Anish Kapoor, Lisson Gallery, London

2.00

 

Is there something new from Kapoor amongst this multitude of new scuptural works spread across the various gallery spaces of two entire buildings? Not much. We can divide these work into the rough and the smooth.

The rough works, all violent, grey, earthquake-like ructions of one kind or another, are principally fashioned from pilings and heapings and bunchings and globbings of cement, worked by hand into explosions of orifice-like flowerets into which you can stare and stare if you so wish – oh, how Kapoor does love his voids!

Some adhere to the wall as if by some miracle of suspension; another, with a skin that looks positively elephantine, hangs in the air like a just-about-to-descend meteorite or a sculpture by the late Franz West; a third rises, leaning and lurching, from a crude, workaday plinth.

Their hand-wrenched, hand-wrested surfaces look like an aggressive riposte to the charge that Kapoor often seems to be too wedded to a kind of seamless smoothness. Are these snatchings from ancient geological landscapes? Are they riffs upon the idea of the honeycomb? A bit of one and the other.

Elsewhere, a series of earth-coloured sculptures on table tops seem to mimic re-shapings of the surface of the earth, blown into heaps, shaped into dunes or rearing up into nodes. Earth is a component of all these works, and it is the shiftings and the perpetual re-fashionings of the earth's surface that this group of works is exploring.

Elsewhere, slightly different things are happening. In one room, his ever first ready-made is on view, a piece called 'Organ' which consists of a huge grey diesel engine, with the kind of components you might expect from a diesel engine: fuel tanks, pumps, etc. What is this all about?

Is it a portrait of man the machine, complete with beating heart and exo-skeleton? For all its size, the emotional resonance is tiny. And in another space, there is what you might describe as a room-size installation - a circle of light projected down onto the surface of a concrete floor accompanied by a juddery, low-toned anxiety-inducing note.

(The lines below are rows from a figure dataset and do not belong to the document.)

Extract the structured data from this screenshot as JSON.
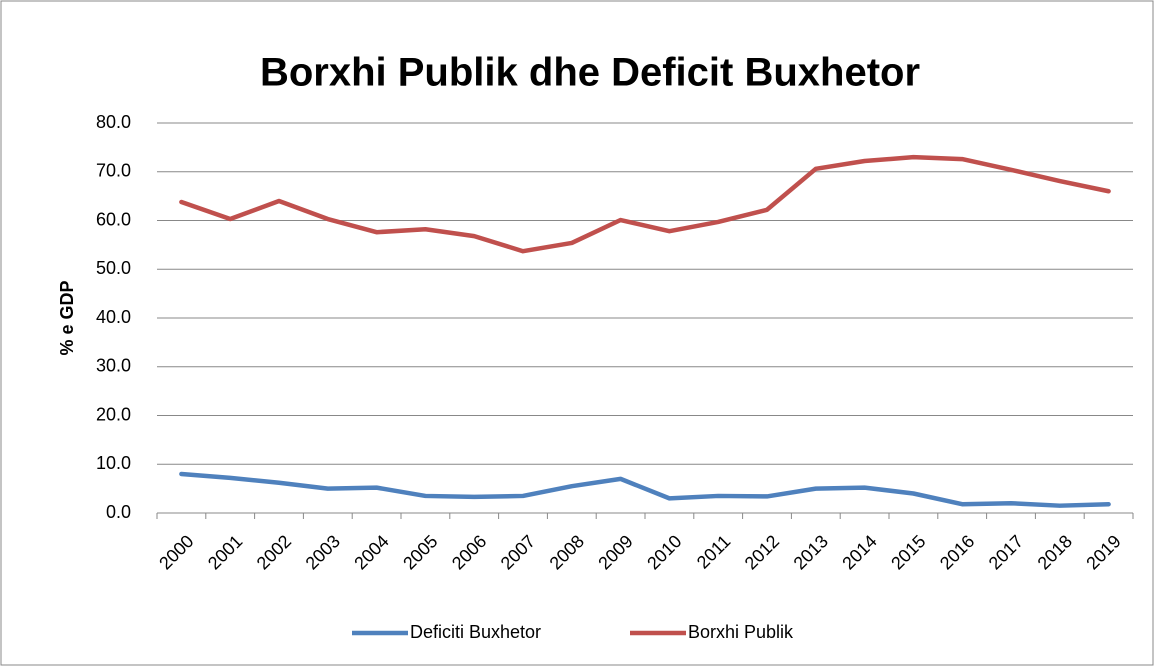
{
  "chart_data": {
    "type": "line",
    "title": "Borxhi Publik dhe Deficit Buxhetor",
    "y_label": "% e GDP",
    "categories": [
      "2000",
      "2001",
      "2002",
      "2003",
      "2004",
      "2005",
      "2006",
      "2007",
      "2008",
      "2009",
      "2010",
      "2011",
      "2012",
      "2013",
      "2014",
      "2015",
      "2016",
      "2017",
      "2018",
      "2019"
    ],
    "series": [
      {
        "name": "Deficiti Buxhetor",
        "color": "#4f81bd",
        "values": [
          8.0,
          7.2,
          6.2,
          5.0,
          5.2,
          3.5,
          3.3,
          3.5,
          5.5,
          7.0,
          3.0,
          3.5,
          3.4,
          5.0,
          5.2,
          4.0,
          1.8,
          2.0,
          1.5,
          1.8
        ]
      },
      {
        "name": "Borxhi Publik",
        "color": "#c0504d",
        "values": [
          63.8,
          60.3,
          64.0,
          60.3,
          57.6,
          58.2,
          56.8,
          53.7,
          55.4,
          60.1,
          57.8,
          59.7,
          62.2,
          70.6,
          72.2,
          73.0,
          72.6,
          70.4,
          68.1,
          66.0
        ]
      }
    ],
    "ylim": [
      0,
      80
    ],
    "yticks": [
      {
        "value": 0,
        "label": "0.0"
      },
      {
        "value": 10,
        "label": "10.0"
      },
      {
        "value": 20,
        "label": "20.0"
      },
      {
        "value": 30,
        "label": "30.0"
      },
      {
        "value": 40,
        "label": "40.0"
      },
      {
        "value": 50,
        "label": "50.0"
      },
      {
        "value": 60,
        "label": "60.0"
      },
      {
        "value": 70,
        "label": "70.0"
      },
      {
        "value": 80,
        "label": "80.0"
      }
    ],
    "grid": true,
    "legend": "bottom"
  }
}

Flitting elsewhere again, an entire series of wall-suspended, concave fibreglass hemispheres or bowls – they seem to be afloat against the wall - all highly coloured aquamarine, purple, yellow etc., catches us back to Kapoor the smooth manipulator of surfaces which seem to be playing tricks on us even as we look at them – concave or convex? What form is he playing with this time? So many, all at once.